Local schools have been encouraged to cancel classes so students can watch a live broadcast of a Basic Law forum to be attended by a top Beijing official.
The forum on November 16 will include a speech by Li Fei, deputy secretary general of the National People’s Congress Standing Committee. The topic will be “Hong Kong’s role and mission under the country’s constitution and the Basic Law as a Special Administrative Region.”
The Education Bureau said it has invited schools to watch the live broadcast and encourages government schools to make arrangements to improve students’ knowledge of “One Country, Two Systems” and the Basic Law. However, participation is purely voluntarily and schools will make a final decision.
Chief Executive Carrie Lam will give make some opening remarks at the forum, before Li’s one hour speech. An hour-long panel discussion with four experts will then take place, before some closing words from Chief Secretary Matthew Cheung. Two hours of class time may be axed as a result.
Education sector lawmaker Ip Kin-yuen said such forums were common, but it was unprecedented for the Education Bureau to ask schools to watch a live broadcast of an official’s speech.
He said school sponsoring bodies were asked to return a reply slip specifying whether they will arrange for students to watch the forum. If the answer is positive, they will also have to detail how many schools will be involved.
“We received complaints from school principals saying they feel pressured,” Ip said. “There was no such arrangement even for Carrie Lam’s policy address… It is difficult for us not to believe that it was intended to feed students a certain interpretation of the Basic Law.”
Ip said the move was “foolish” as secondary school students are unlikely to understand the speech, which will not be written for their level.
“Students may feel bored or annoyed [at the speech],” he said. “This is an educational disaster.”
Ip said normal classes should not be affected, and it would be better for teachers to reorganise the materials in the speech, combined with other teaching materials, to teach students at a later stage.
But Carrie Lam said there was nothing mandatory in the arrangement. “You can just not watch it if you close your eyes,” she said.
“It’s like what I said yesterday – seeing things with coloured lenses. In the past schools hadn’t so many facilities, they can’t view live broadcasts even if they want to,” Lam said.
“I did not know the arrangement, it’s part of the Education Bureau’s daily work. but the Bureau has a responsibility to improve education on the Basic Law.”
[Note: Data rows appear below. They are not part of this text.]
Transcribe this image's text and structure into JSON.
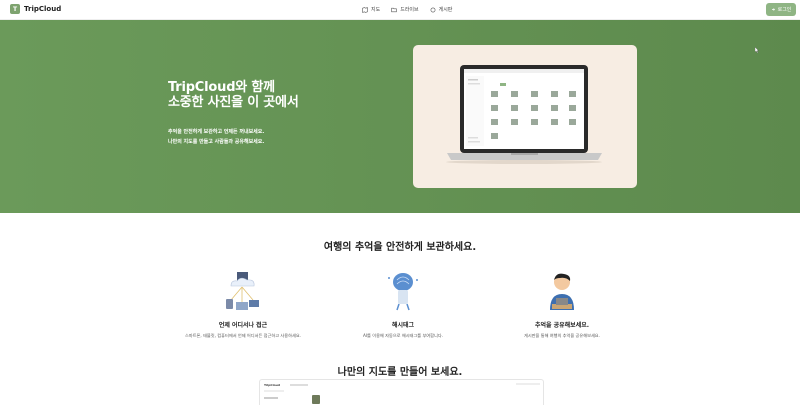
{
  "header": {
    "logo_letter": "T",
    "logo_text": "TripCloud",
    "nav": [
      {
        "label": "지도",
        "icon": "map-icon"
      },
      {
        "label": "드라이브",
        "icon": "folder-icon"
      },
      {
        "label": "게시판",
        "icon": "chat-icon"
      }
    ],
    "login_label": "로그인",
    "login_icon": "login-icon"
  },
  "hero": {
    "title_line1": "TripCloud와 함께",
    "title_line2": "소중한 사진을 이 곳에서",
    "desc_line1": "추억을 안전하게 보관하고 언제든 꺼내보세요.",
    "desc_line2": "나만의 지도를 만들고 사람들과 공유해보세요."
  },
  "section_features": {
    "title": "여행의 추억을 안전하게 보관하세요.",
    "items": [
      {
        "title": "언제 어디서나 접근",
        "desc": "스마트폰, 태블릿, 컴퓨터에서 언제 어디서든 접근하고 사용하세요."
      },
      {
        "title": "해시태그",
        "desc": "AI를 이용해 자동으로 해시태그를 부여합니다."
      },
      {
        "title": "추억을 공유해보세요.",
        "desc": "게시판을 통해 여행의 추억을 공유해보세요."
      }
    ]
  },
  "section_map": {
    "title": "나만의 지도를 만들어 보세요.",
    "preview_app": "TripCloud"
  },
  "colors": {
    "hero_bg": "#6b9a5a",
    "accent": "#8fb584",
    "card_bg": "#f7ede3"
  }
}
Joshua Wong, the jailed democracy activist who was released on bail on Tuesday, said he did not believe the forum would be effective for students as there would not be any interactive discussion.
“I am concerned about whether students have the attention span to listen to all the speeches over two hours,” he said on a RTHK radio programme on Wednesday.
Nathan Law, who was also released on bail on Tuesday, said he believed schools will still feel pressure even though the Education Bureau said participation will be voluntary.
“There should be diversity in education, and there should be space for students to think about values… We feel this talk by Li Fei will have a lot of limitations,” he said.